DeKalb’s attorney, Robert Wilson, tried to undermine the credibility of SACS and its December report justifying probation. The 20-page document reported threatening and abusive behavior by board members and a squandering of money that should have gone to the classroom. It quoted no source by name, but Elgart said every anecdote was corroborated.
But Wilson, a former DeKalb district attorney, said the information could not be independently corroborated, and tried to get the report dismissed, saying it was full of “misinformation,” “group innuendo,” “group suggestion,” “rank hearsay” and “double hearsay.”
With the help of testimony from several school system administrators, Wilson went on to argue that a troubling finding by SACS about textbooks was untrue.
The report says the school system borrowed $12 million to buy new textbooks, “yet numerous interviews revealed that no one could identify any school that had received new textbooks.”
Mike Perrone, DeKalb’s chief financial officer, said DeKalb borrowed $25 million to buy books, but returned $13 million to the bank because of budget cutting.
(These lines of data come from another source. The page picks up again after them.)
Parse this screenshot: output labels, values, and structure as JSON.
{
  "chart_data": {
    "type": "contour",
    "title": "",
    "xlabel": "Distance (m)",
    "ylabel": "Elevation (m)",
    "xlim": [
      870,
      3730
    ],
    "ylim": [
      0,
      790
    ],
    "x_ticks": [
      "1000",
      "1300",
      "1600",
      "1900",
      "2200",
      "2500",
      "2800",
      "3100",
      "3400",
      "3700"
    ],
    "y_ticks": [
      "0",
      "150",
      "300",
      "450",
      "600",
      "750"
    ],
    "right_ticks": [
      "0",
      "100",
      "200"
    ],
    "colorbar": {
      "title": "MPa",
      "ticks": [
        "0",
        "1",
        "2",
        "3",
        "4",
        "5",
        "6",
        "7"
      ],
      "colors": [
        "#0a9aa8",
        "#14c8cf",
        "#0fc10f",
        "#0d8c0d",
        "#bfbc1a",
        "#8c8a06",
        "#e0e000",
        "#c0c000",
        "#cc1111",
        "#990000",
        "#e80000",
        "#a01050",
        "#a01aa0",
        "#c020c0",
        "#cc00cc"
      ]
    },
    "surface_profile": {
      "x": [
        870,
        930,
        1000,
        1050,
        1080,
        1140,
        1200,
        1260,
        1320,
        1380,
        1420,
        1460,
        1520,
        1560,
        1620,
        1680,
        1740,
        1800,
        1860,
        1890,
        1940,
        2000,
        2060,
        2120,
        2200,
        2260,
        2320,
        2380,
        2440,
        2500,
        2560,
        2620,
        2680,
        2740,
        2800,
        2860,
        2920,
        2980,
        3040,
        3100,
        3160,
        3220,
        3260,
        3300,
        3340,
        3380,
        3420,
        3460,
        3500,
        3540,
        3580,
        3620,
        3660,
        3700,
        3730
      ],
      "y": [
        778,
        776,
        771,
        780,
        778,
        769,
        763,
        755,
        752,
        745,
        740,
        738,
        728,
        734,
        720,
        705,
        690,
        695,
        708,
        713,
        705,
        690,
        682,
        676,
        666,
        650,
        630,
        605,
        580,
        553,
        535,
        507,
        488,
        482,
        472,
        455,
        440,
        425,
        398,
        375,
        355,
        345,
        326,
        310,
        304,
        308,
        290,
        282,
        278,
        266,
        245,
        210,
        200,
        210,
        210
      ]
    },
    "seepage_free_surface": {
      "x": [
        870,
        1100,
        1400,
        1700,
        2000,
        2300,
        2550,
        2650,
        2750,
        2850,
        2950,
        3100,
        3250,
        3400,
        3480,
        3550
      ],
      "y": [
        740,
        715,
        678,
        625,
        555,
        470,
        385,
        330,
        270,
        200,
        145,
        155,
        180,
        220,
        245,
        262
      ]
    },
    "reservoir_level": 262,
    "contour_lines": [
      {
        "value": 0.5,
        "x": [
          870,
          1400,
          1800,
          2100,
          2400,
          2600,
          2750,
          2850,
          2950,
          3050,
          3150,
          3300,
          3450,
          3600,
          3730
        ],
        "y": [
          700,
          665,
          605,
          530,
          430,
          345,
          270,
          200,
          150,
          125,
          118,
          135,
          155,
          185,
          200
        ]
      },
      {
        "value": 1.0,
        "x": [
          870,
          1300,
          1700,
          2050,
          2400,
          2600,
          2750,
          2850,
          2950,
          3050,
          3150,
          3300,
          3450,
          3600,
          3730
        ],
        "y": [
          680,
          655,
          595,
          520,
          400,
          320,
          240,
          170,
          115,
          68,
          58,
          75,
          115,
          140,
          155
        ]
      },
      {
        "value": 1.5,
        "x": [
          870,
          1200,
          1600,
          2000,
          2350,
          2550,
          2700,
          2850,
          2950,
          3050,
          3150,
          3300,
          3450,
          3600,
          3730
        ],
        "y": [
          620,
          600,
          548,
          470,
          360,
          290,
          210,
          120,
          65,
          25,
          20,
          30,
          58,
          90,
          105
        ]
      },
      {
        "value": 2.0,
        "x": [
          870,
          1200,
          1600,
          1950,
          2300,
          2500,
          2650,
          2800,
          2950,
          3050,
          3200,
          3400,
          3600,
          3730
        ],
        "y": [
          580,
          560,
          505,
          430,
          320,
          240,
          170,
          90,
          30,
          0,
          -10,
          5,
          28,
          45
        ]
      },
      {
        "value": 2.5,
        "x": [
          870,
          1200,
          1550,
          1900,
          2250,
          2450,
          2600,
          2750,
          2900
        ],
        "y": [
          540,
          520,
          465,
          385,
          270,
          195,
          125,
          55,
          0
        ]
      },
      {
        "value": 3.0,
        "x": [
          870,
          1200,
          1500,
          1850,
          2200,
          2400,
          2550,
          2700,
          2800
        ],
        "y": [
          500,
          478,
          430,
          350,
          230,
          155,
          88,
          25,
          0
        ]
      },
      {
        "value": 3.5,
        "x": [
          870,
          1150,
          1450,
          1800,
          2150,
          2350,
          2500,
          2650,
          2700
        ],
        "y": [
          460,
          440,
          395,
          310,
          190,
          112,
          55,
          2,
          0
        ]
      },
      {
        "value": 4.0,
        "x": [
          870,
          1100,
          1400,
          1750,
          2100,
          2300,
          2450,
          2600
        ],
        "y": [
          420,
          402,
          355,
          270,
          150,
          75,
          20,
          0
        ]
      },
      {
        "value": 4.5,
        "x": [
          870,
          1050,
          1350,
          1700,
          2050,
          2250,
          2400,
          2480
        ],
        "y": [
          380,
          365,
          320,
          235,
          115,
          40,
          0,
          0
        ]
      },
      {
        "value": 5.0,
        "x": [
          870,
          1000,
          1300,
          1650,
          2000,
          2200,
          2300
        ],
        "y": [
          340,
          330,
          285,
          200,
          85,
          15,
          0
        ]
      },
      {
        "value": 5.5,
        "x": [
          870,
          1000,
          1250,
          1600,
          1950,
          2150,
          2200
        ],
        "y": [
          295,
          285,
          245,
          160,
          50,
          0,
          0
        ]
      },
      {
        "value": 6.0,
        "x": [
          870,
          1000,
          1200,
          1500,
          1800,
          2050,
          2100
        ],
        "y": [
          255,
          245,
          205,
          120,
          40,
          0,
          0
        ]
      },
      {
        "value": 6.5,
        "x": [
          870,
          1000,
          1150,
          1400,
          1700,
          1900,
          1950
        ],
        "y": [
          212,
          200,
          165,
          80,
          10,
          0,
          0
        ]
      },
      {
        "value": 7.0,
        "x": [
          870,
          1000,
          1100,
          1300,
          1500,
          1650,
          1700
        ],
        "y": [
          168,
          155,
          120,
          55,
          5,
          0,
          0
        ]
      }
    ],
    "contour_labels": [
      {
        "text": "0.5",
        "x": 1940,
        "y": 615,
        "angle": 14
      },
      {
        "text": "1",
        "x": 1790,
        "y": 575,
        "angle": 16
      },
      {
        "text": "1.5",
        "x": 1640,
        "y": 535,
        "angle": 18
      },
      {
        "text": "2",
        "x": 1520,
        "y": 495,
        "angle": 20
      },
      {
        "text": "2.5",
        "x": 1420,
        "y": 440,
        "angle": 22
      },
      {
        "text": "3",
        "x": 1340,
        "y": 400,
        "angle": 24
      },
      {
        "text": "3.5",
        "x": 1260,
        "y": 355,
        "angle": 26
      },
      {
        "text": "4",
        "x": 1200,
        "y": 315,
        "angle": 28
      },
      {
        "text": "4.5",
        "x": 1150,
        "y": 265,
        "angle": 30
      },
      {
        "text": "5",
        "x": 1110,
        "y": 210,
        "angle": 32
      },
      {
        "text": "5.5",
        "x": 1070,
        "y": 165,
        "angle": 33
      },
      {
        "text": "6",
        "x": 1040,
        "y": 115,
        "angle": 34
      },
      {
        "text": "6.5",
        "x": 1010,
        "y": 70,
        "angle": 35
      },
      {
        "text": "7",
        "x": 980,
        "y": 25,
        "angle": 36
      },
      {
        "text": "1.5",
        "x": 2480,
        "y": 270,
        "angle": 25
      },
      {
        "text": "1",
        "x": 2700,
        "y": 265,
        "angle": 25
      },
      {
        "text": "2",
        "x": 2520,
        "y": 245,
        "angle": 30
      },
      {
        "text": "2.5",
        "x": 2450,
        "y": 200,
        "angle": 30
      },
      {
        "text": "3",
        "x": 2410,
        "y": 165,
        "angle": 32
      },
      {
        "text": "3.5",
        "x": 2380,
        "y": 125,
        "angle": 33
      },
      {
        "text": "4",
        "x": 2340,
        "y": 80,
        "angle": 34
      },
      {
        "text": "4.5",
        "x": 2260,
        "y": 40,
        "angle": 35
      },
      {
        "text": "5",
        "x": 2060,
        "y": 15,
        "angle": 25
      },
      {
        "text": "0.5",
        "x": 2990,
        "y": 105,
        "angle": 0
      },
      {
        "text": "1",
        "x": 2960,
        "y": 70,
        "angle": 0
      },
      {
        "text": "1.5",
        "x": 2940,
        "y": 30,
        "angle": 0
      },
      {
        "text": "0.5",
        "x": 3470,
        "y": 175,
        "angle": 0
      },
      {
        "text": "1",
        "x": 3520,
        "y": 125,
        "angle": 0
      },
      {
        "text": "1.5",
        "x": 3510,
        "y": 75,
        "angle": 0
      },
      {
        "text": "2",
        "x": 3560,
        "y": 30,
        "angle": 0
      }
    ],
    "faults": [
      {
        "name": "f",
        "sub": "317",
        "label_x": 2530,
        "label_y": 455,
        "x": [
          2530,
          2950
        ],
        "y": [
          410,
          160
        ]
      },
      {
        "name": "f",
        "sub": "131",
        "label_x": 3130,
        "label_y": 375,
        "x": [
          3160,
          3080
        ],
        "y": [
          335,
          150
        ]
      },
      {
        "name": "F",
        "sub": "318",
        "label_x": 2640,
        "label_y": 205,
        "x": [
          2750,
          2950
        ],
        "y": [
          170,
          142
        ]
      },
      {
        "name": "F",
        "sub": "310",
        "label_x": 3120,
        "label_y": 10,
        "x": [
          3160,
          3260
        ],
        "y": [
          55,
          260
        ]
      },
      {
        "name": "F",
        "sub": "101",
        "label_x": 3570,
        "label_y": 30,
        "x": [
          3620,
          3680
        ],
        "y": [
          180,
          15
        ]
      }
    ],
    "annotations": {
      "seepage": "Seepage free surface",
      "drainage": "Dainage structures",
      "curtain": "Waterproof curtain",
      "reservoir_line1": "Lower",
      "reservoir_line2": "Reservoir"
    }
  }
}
Kathy Howe, a deputy superintendent, said she had receipts and spreadsheets that indicated the other $12 million was spent on books.
SACS reported some fundamental financial problems that were corroborated: The school district has spent more money than it has, and has weak financial controls that raised concern among state auditors. Louis Byars, director of financial review at the Georgia Department of Education, said auditors identified weaknesses that leave the district open to fraud.
The board kept spending as revenues dropped until there was a $14.4 million deficit last year. (Perrone said in an interview that the figure is likely to rise to $16 million once the numbers are audited.)
Byars said DeKalb is among 15 of Georgia’s 180 school districts deemed a financial “high risk.”
The school board’s new chairman, Melvin Johnson, said removing the board would “erode” public confidence. “They believe in the individuals they voted on,” he said. The former DeKalb schools administrator said race differences may be causing some of the division, and the county needs to have an honest conversation about it.
“Race is something that some of us deny,” Johnson said. “Some of us won’t put it on the table.”
Michael Thurmond, the former Georgia labor commissioner recently named DeKalb schools’ interim superintendent, also said race was an issue, and said he wanted the chance to address it. He appealed to the state board not to vote for suspension.
But the arguments did not sway the 11 members of the state board who were present. (One participated by phone.)
State board member Mike Royal said the DeKalb board sounded sincere in wanting to reform, but said he doubted they’d stick with it if the threat of suspension were lifted. DeKalb sued earlier this week in federal and Georgia courts to stop the process, alleging the 2011 law is unconstitutional. Board members in Sumter County filed a similar suit, and a Fulton County Superior Court judge issued a restraining order against the state.
A hearing on the DeKalb case scheduled in Fulton Superior Court on Feb. 28 could restrain the governor from acting on the recommended suspensions.
“I hope it doesn’t drag out in litigation, I pray,” Royal said. “But I can’t make my decision based on the fear of litigation.”